幸い、私も明も不合格の翌年には合格している。また、末弟の盛光は69年に京大に合格しているが、3人の子の合格を喜ぶ歌は残されていない。「深く失意に沈む子」に寄り添う歌が母にはふさわしいように思える。
ところで、「大正生れの歌」には、女性版がある。
☆大正生れのわたし達 すべて戦争(いくさ)の青春で
恋も自由もないままに 銃後の守りまかされた
終戦迎えたその時は たのみの伴侶は帰らずに
淋しかったわ ねぇあなた☆大正生れのわたし達 再建日本の女房役
姑に仕え子育てと ただがむしゃらに三十年
泣きも笑いも出つくして やっと振り向きゃ白い髪
それでもやらなきゃ ねぇあなた☆大正生れのわたし達 可愛い孫のお守り役
いまでは嫁も強くなり それでも引かれぬことがある
休んじゃおれない ねぇあなた
しっかりやりましょ ねぇあなた
必ずしも母のイメージとは重ならないが、夫を戦争にとられ、戦後の混乱と貧しさの中での子育てに苦労したのは、この歌のとおりだ。私は幼いころ、母から「戦争は嫌だ」「あんな思いは二度としたくない」と繰り返し聞かされた。
そして、父が軍隊生活を懐かしんで話すのによい顔をしなかった。子どもたちが、どうしてみんな戦争に反対しなかったの? と聞くと、「反対できるような世の中ではなかった」「しょうがなかったんだよ」と悲しそうに呟いていた。
父が遺した歌に、
妻と子が日ごと詣でし氏神に無事の帰還を礼申しける
農家より米もらうとて箪笥開け妻は晴着の幾枚を出す
などがある。母は、戦時中も戦後も苦労させられたわけだ。
母光子の父、つまり私の母方の祖父は赤羽幹と言った。盛岡に根付いた人だったが、晩年、光子を訪ねて大阪府下の富田林に来て1週間ほどを過ごしたことがある。そのとき私は中学生だったが、初めて明治生まれの人と忌憚なく話し込むという経験をした。祖父と孫との会話である。一人前に扱われたこともあり、私にとっても楽しいものだった。祖父も楽しそうによく話を聞いてくれた。
きっかけは忘れたが、天皇が話題となって雰囲気が変わった。私は、遠慮することなく、しゃべった。子どもの頃、私は口が達者だった。
私は天皇(裕仁)のことを「あの猫背のオッサン」と呼んだ。「あのオッサンが日本のみんなを騙して戦争を始めた」「騙された日本人が、戦争に巻き込まれてたくさん死んだ」「原爆落とされて死んだ可哀想な人もいっぱいいる」「それなのに、あのオッサンは自分だけ生き延びたずるいヤツだ」「どうしてまた今、エラそうな顔をしていられるのか」としゃべった。

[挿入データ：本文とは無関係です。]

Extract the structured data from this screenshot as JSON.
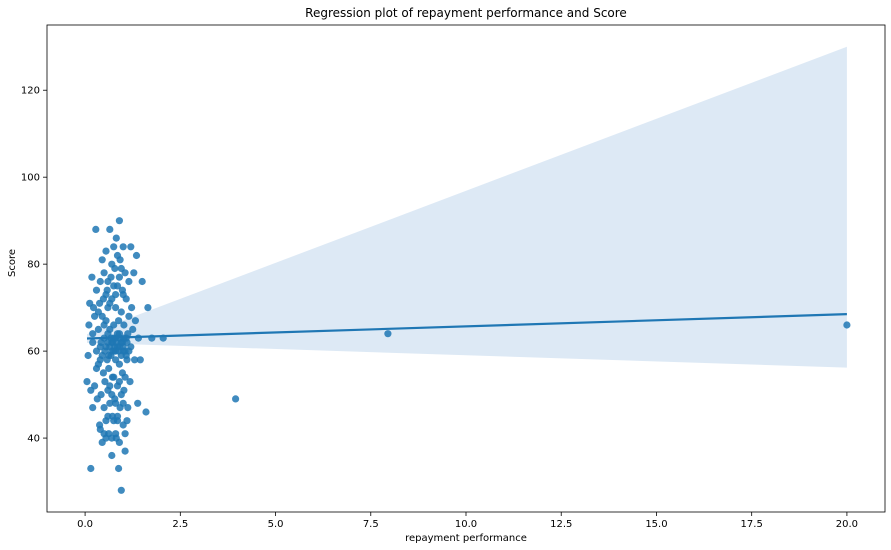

すると、思いがけないことが起こった。黙って聞いていた祖父の目に涙が溜まっているのだ。そして、圧し殺すような声で「今の日本人が生きておられるのは天皇陛下のお蔭だ」「天皇陛下がいなければ、敗戦のとき日本人は皆殺しだった」と言った。私には、印象的な衝撃的な体験だった。それ以上言い募ることはせず黙った。
母はその顛末を知っていたはずだが、何も言わなかった。その後1年を経ずして、祖父の訃報が母に届いた。私は、あのときの居心地の悪さを抱えたまま今日に至っている。